Judge always emphasized that there is much more to life as lawyers than just the law. He sets the pace by his own example and cherishes family, friends, and interests outside the law. His involvement with his farm, his church, and in teaching us and at Cornell College in Mt. Vernon, Iowa, has allowed him to maintain balance and inspiration in his life. One thing that all Judge’s law clerks know is that we worked for a man whose humility, unpretentiousness, and common sense are the foundation for who he is as a judge.

Many of our fondest memories are not about particular oral arguments or court opinions, but about Judge himself — the man who would take a break from work to sit in our offices and tell stories or pass along tidbits of wisdom. The man who is quick to share with us his pride in the notable achievements of his former law clerks. The man who is a quintessential gentleman, who always doffs his hat in an elevator. The man whose kindness and thoughtfulness are second to none. And at any gathering, he will recount by memory what we are doing and where we are doing it — something that has become even more challenging as our numbers have grown. A testament to Judge’s commitment to treating people right is that his wonderful judicial assistant/ “do everything” person Janis Evans McVeigh has been with him since 1986. Janis has been an essential part of this team. And she delightfully keeps track of us and in touch with us through any number of address changes, a challenging effort for anyone.

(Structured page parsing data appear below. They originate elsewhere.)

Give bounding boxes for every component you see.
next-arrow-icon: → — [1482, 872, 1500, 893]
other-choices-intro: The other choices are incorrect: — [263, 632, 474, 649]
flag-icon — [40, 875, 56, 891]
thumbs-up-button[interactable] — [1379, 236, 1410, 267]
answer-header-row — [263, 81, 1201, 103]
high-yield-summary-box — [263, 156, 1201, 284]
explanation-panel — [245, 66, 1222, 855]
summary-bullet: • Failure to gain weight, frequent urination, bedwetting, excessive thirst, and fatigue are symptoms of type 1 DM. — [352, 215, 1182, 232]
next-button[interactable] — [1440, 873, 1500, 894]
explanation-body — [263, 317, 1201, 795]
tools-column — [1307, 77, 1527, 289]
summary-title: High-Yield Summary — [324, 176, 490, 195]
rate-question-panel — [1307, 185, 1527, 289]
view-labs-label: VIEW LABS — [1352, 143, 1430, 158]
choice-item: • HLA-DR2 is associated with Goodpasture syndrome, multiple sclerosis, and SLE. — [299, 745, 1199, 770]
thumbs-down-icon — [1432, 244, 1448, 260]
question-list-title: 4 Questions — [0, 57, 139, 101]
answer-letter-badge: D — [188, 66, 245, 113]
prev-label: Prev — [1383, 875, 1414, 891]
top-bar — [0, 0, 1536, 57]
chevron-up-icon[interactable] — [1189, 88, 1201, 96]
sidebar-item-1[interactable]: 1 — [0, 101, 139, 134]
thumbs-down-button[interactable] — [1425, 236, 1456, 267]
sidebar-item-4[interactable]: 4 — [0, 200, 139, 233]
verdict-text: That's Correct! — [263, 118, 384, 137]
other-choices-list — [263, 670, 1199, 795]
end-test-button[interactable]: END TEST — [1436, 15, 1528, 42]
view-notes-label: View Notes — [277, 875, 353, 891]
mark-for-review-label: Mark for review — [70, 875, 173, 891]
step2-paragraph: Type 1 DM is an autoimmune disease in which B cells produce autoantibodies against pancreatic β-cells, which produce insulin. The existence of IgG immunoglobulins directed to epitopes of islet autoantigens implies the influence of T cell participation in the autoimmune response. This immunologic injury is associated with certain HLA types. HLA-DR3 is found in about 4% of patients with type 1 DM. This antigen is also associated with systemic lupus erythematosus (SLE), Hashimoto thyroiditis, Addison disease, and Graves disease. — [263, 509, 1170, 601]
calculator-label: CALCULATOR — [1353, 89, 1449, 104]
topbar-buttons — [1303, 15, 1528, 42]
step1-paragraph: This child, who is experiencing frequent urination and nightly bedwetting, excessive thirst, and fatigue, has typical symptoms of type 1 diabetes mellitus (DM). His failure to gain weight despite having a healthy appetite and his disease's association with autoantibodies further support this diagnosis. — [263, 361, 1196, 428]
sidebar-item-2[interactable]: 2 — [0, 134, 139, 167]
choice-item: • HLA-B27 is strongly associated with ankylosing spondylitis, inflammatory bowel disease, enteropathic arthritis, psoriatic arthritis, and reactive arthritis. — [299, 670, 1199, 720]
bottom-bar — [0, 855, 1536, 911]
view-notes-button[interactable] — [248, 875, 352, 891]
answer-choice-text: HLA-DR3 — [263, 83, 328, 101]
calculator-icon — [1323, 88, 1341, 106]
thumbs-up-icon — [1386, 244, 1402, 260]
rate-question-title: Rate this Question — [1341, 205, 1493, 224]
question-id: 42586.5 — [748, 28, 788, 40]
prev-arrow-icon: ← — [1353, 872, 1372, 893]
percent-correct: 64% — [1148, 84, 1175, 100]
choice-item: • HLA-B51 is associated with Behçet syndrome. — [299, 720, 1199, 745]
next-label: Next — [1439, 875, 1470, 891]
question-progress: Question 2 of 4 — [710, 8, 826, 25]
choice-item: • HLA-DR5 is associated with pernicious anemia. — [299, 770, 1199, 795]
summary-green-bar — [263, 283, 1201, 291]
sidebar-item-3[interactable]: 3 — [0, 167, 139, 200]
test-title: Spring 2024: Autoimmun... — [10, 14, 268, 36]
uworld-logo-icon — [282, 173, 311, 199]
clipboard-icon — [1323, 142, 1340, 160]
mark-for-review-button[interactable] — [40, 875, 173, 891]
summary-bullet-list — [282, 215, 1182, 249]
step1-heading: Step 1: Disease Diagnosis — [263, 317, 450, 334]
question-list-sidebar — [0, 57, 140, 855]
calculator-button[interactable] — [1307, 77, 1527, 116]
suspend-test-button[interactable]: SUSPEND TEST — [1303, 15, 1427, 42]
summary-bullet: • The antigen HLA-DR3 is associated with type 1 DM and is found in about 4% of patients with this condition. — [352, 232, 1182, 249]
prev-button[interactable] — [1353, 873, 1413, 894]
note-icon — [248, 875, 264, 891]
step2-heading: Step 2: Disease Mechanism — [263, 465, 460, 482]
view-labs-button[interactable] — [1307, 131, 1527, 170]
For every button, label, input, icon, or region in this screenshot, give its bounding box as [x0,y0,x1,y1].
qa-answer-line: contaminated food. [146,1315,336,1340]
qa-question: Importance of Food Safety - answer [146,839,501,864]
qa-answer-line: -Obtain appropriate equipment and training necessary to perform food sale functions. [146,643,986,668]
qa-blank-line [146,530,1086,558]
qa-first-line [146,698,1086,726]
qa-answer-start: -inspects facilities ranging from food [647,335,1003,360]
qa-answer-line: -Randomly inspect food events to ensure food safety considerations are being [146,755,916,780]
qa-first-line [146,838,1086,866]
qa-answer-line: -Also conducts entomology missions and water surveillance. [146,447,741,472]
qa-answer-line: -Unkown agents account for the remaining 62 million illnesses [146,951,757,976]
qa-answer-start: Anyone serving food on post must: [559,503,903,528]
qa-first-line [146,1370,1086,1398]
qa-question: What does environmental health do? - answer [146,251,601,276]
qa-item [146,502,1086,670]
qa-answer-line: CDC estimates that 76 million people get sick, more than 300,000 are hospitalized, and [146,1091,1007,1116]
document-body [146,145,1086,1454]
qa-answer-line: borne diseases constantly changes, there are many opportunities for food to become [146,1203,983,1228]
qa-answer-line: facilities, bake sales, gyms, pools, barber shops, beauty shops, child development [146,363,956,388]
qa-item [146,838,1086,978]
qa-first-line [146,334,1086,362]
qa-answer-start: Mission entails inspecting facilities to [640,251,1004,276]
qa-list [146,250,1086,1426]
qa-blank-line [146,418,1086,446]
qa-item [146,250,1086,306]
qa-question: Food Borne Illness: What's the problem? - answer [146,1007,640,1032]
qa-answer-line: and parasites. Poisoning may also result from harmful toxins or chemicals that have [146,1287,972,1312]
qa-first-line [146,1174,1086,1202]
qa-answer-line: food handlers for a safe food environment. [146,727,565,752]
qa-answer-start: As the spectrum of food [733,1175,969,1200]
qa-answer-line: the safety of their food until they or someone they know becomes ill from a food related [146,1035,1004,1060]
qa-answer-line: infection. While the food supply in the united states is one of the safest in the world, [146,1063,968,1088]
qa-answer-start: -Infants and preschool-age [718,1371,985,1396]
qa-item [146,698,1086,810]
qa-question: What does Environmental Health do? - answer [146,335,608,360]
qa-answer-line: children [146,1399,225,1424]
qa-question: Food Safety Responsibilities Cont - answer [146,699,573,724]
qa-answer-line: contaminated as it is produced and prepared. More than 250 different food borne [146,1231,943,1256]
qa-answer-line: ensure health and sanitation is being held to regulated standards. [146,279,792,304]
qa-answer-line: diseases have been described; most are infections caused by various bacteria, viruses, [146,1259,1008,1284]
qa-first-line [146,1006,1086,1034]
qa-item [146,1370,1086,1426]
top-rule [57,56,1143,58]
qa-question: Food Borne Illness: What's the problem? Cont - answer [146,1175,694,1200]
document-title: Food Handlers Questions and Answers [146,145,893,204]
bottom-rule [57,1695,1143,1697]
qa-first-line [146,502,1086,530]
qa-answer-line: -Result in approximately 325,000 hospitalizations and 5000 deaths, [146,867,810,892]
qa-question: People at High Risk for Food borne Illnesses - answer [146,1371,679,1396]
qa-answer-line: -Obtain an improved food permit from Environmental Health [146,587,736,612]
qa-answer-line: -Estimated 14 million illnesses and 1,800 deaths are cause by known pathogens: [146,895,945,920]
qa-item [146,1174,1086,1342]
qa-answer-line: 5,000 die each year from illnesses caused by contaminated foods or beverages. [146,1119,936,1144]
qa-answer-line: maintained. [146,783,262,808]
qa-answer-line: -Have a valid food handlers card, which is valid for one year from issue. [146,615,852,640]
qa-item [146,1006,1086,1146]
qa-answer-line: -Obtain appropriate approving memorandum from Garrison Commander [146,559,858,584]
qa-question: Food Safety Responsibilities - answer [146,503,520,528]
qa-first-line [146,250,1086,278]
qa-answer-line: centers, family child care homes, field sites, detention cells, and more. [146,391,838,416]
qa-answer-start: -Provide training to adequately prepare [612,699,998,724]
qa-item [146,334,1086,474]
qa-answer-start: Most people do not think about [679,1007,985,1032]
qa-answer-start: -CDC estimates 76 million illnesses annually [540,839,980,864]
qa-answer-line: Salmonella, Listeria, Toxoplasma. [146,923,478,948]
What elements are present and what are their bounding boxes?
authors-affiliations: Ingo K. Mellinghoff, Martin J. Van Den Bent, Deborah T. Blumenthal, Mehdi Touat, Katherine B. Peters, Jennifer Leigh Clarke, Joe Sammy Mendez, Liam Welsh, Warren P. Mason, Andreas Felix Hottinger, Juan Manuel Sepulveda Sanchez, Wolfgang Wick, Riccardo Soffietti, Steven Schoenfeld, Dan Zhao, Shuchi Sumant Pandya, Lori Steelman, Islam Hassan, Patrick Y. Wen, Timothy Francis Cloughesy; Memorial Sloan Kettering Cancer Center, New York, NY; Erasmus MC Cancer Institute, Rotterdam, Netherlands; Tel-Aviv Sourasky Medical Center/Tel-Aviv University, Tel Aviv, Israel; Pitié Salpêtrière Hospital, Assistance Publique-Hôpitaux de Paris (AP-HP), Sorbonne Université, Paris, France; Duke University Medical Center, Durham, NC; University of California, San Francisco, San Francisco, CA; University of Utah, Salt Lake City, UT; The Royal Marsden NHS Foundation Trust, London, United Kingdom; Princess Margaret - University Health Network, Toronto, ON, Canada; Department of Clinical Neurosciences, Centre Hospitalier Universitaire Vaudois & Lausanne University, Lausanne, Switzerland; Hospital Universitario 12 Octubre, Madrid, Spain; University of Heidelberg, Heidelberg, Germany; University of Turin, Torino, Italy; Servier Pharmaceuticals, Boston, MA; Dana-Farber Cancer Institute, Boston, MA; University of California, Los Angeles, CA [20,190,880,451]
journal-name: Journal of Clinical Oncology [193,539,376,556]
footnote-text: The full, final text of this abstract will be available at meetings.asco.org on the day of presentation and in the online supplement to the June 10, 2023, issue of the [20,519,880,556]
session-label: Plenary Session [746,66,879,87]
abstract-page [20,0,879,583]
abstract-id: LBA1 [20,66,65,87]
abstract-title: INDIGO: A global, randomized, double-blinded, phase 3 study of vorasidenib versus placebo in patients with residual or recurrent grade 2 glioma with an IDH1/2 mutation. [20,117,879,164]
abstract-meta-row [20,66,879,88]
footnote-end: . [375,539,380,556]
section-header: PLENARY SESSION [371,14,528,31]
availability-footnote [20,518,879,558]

Judge’s law clerk alumni have performed in public and private practice, in big law firms and small ones, in Iowa and elsewhere, along with actively serving the public in their “off time.” They have represented impressive clients and entities, including the president of the United States, the U.S. Department of Justice, the National Association of Securities Dealers (now the Financial Industry Regulatory Authority, or FINRA), large financial institutions, telecommunication companies, individuals, estates, and pro bono clients who otherwise would have no attorney. They have served or are now serving in various public offices, such as the United States Attorney for the Northern District of Iowa, and as judicial officers, both on the federal and state benches, including the United States Court of Appeals for the Eighth Circuit, the United States Bankruptcy Court for the Northern District of Iowa, the Supreme Court of Iowa (where two of the seven justices are former law clerks for Judge), the Iowa District Court, the United States District Court for the Eastern District of Missouri, the Minnesota Court of Appeals, and the Arizona Court of Appeals. We all have learned at the hand of Judge to turn square corners.

Ginger passed away in July 2021, and we are all far poorer without her. But even shortly after her passing, Judge turned square corners, going out of his way to settle an account with the Iowa Falls Times-Citizen that the paper would have gladly ignored. Judge and Ginger have been mentors and friends to us all, and we are all better for having had them in our lives. And for knowing the importance of turning square corners.

SAMUEL A. THUMMA is a judge for the Arizona Court of Appeals, Division One. He previously served on the Arizona Superior Court. He was a law clerk for Arizona Supreme Court Chief Justice Stanley G. Feldman and for Judge David R. Hansen on the U.S. District Court for the Northern District of Iowa. He holds an LLM from Duke Law (2020).

JENNIFER BROOKS is associate general counsel for the FINRA Office of General Counsel– Appellate Group. She previously was an attorney for the U.S. Department of Justice. She clerked for Judge Hansen on the U.S. Court of Appeals for the Eighth Circuit.


  1. Rock Island v. United States, 254 U.S. 141, 143 (1920). Justice Holmes’ formulation was that the citizenry should turn square corners with its government, but the phrase has meaning in many broader contexts.